L'inventaire coûte une demi-journée et fait apparaître à chaque fois des systèmes que la direction ignorait. Les fiches se rédigent en une heure par système, par l'équipe qui l'a construit. La séquence complète figure dans préparer un contrôle de conformité en deux semaines.

Pourquoi attendre est un mauvais calcul

Les pièces qui se datent ne se produisent pas rétroactivement, et le report ne change rien à cette propriété. C'est l'argument qui clôt la discussion.

Une analyse de risque menée avant mise en service ne se rédige pas après : elle porte sur une décision passée. Des journaux absents ne se reconstituent pas, et fabriquer des traces après coup coûte plus cher que le manquement qu'elles prétendent couvrir.

Une organisation qui attend se retrouvera donc, à la nouvelle échéance, exactement dans la situation où elle est aujourd'hui, avec moins de temps.
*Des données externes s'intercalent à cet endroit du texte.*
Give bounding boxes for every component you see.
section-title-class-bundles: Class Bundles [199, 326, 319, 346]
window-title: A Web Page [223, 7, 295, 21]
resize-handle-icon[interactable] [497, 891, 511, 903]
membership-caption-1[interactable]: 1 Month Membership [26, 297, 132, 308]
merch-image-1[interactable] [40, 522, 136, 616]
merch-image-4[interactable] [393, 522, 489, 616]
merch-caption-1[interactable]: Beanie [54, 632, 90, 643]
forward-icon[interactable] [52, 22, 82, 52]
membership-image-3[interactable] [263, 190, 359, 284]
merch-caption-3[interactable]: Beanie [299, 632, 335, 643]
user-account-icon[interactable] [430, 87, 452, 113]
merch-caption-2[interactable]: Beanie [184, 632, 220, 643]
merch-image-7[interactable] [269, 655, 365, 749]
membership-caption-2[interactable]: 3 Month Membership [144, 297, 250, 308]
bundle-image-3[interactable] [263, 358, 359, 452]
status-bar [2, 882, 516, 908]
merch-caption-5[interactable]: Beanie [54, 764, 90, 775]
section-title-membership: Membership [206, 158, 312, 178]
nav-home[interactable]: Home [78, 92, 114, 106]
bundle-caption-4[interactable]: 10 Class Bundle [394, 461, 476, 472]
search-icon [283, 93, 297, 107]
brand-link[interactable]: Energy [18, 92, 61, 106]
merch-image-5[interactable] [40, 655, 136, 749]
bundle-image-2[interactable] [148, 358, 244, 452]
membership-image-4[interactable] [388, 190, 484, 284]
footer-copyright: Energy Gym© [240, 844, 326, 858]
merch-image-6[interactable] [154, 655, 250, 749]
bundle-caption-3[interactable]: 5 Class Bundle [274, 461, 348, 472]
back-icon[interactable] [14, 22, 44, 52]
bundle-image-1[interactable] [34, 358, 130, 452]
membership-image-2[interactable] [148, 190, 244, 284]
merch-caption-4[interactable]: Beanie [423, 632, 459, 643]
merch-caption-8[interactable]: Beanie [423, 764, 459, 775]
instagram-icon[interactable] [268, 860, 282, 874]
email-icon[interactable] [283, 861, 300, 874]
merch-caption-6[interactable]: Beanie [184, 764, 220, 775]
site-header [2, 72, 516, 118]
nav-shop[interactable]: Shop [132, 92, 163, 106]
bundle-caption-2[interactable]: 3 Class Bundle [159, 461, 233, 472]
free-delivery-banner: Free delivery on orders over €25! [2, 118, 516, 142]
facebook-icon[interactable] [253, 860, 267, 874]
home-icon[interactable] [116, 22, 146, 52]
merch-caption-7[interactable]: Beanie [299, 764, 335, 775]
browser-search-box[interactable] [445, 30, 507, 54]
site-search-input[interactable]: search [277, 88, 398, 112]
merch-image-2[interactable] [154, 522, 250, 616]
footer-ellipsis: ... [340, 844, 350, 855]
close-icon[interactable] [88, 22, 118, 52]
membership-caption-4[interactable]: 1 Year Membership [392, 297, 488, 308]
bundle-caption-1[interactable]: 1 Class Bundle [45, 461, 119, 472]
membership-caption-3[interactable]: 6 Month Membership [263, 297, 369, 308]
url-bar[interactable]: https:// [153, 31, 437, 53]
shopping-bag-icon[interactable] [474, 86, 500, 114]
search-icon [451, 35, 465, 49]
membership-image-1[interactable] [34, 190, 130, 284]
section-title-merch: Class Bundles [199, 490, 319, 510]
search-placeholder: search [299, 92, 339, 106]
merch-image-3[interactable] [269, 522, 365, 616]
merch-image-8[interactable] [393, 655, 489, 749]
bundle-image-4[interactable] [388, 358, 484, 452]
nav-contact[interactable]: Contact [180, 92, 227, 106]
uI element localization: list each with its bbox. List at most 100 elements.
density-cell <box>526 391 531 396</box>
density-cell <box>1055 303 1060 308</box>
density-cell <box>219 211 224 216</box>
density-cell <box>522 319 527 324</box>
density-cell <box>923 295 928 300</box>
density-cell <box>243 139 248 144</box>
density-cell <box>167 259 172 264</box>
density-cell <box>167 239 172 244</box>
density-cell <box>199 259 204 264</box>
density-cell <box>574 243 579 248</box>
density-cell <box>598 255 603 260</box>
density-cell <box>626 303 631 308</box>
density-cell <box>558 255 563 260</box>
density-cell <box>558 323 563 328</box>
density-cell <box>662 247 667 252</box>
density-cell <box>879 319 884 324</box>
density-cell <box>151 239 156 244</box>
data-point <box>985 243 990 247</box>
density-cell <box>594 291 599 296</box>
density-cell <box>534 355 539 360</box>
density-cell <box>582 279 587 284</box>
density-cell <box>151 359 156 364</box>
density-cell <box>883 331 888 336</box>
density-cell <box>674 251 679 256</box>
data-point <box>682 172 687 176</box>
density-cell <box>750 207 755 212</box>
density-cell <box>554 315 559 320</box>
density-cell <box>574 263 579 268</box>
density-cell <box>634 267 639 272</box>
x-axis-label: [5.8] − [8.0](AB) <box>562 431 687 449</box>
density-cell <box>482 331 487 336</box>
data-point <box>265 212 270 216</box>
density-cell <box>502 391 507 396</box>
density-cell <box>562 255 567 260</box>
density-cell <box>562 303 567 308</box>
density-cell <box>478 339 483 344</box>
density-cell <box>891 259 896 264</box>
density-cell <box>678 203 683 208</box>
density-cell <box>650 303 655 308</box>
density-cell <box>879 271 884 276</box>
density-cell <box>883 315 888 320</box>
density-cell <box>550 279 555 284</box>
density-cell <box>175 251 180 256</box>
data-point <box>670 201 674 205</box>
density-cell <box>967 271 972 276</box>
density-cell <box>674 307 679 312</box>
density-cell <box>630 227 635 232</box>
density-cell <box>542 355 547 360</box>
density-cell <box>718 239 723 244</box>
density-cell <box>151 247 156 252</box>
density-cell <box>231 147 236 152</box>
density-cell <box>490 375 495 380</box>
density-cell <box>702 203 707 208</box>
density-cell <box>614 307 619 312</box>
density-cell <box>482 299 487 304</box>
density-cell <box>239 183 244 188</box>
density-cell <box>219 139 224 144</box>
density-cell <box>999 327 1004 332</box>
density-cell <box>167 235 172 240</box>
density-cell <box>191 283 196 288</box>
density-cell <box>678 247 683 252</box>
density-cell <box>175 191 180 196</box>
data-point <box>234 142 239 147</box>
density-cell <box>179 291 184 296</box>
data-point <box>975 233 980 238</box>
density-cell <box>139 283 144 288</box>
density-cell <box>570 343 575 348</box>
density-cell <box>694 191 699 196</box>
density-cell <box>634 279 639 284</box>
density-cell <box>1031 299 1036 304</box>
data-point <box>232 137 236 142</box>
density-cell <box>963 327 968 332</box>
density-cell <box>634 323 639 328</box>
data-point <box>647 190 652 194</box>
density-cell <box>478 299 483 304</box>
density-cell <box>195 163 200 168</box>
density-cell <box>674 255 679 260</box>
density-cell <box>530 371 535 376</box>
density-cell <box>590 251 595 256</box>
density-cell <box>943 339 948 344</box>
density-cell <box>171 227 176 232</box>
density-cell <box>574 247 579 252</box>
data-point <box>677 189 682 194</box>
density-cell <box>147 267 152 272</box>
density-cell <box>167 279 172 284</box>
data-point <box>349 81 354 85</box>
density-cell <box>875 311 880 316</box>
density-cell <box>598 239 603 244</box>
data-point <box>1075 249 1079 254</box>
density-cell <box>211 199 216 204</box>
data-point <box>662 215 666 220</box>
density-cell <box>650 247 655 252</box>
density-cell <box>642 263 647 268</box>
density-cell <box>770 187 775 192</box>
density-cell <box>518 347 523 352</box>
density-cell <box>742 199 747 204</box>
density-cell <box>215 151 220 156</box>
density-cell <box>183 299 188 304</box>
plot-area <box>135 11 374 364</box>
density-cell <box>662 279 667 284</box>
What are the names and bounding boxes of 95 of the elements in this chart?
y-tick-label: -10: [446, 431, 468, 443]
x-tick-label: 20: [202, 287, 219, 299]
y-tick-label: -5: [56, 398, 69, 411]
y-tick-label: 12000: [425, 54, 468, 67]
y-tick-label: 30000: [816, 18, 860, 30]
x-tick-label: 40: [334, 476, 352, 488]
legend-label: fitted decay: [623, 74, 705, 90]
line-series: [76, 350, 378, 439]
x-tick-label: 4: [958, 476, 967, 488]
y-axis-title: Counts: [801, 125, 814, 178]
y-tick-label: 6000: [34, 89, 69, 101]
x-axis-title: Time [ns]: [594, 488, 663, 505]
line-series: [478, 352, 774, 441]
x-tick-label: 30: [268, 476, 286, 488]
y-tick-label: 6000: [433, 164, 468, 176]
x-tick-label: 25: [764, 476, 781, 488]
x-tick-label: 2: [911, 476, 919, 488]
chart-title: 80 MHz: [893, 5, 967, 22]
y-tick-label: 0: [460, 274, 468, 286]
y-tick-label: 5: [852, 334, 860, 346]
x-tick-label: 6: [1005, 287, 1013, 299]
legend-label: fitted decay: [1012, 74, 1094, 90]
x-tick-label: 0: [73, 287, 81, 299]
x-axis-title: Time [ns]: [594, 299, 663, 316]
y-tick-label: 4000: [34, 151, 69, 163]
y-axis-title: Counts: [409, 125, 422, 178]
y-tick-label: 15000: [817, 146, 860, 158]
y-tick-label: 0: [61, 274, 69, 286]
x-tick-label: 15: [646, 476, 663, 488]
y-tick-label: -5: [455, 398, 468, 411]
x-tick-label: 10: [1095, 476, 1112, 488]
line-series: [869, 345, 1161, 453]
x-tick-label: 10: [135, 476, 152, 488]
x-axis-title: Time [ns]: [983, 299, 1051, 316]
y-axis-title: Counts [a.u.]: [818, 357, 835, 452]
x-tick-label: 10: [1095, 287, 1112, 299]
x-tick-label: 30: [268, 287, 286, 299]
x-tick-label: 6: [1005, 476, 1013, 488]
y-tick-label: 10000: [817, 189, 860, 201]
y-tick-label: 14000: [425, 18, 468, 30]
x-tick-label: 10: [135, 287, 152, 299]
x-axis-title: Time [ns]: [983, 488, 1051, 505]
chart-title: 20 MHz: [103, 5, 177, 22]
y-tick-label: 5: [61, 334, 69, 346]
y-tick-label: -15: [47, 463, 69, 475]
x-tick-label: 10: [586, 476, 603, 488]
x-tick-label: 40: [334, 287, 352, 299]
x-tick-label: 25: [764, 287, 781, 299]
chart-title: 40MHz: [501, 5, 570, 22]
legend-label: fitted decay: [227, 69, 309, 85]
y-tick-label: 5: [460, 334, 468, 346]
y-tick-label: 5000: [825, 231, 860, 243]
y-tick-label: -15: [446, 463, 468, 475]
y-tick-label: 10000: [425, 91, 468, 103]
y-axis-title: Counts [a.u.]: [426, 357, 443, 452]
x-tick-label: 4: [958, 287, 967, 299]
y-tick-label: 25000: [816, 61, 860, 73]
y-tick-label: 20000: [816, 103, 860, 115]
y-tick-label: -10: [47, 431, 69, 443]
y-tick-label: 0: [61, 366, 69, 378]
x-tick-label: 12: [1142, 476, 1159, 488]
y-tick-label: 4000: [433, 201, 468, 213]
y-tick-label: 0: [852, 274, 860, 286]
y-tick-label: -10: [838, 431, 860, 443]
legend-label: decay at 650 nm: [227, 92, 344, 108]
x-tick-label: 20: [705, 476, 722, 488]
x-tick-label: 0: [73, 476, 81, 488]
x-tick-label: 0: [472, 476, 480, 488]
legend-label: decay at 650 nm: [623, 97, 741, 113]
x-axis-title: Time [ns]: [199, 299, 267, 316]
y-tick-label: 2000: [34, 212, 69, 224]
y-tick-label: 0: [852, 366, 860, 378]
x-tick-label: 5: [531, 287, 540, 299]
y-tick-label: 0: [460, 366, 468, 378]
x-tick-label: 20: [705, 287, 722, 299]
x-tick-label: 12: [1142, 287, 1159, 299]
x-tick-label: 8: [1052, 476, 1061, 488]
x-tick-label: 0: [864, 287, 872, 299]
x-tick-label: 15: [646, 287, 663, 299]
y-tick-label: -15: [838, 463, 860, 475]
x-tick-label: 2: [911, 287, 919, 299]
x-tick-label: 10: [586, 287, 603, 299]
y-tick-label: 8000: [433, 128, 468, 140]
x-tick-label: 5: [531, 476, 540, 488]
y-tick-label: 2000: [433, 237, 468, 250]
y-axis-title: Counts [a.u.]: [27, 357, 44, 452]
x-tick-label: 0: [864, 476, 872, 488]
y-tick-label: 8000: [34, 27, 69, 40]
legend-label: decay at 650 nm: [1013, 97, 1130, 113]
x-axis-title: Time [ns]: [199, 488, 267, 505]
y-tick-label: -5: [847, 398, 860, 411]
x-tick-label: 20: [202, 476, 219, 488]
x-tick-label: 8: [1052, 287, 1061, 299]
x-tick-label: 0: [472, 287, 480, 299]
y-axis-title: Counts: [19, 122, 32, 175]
L'ordre de priorité figure dans ce qui doit exister avant l'échéance.

Ce qui reste applicable sans report

L'obligation de littératie et le régime de sanctions ne sont pas concernés, ce qui est régulièrement mal compris en comité. La distinction mérite d'être posée explicitement.

Un report portant sur certaines obligations à haut risque ne suspend ni ce qui s'applique déjà, ni les pratiques interdites, ni les exigences pesant sur les fournisseurs de modèles.

La question à poser en comité est donc précise : quelles obligations exactement sont reportées, et lesquelles s'appliquent à nos systèmes aujourd'hui. Le filtre correspondant est détaillé dans pratiques interdites : ce qu'aucun garde-fou ne rattrape.

Questions fréquentes

Un report annule-t-il une obligation ?

Non, il déplace une date d'exigibilité. Les pièces qui se datent, analyse de risque, journaux, ne se produisent pas rétroactivement, et le report ne change rien à cette propriété.

Qu'est-ce qui reste applicable ?

L'obligation de littératie, le régime de sanctions et les pratiques interdites. Un report portant sur certaines obligations à haut risque ne suspend pas ce qui s'applique déjà.

Que faire du délai ?

Activer la journalisation, constituer l'inventaire et rédiger les fiches. Trois chantiers qui tiennent en une semaine et ne bénéficient d'aucun report, la journalisation étant la seule urgence réelle.

Quelle question poser en comité ?

Quelles obligations exactement sont reportées, et lesquelles s'appliquent à nos systèmes aujourd'hui. La réponse est en général plus courte que ce que le comité imagine.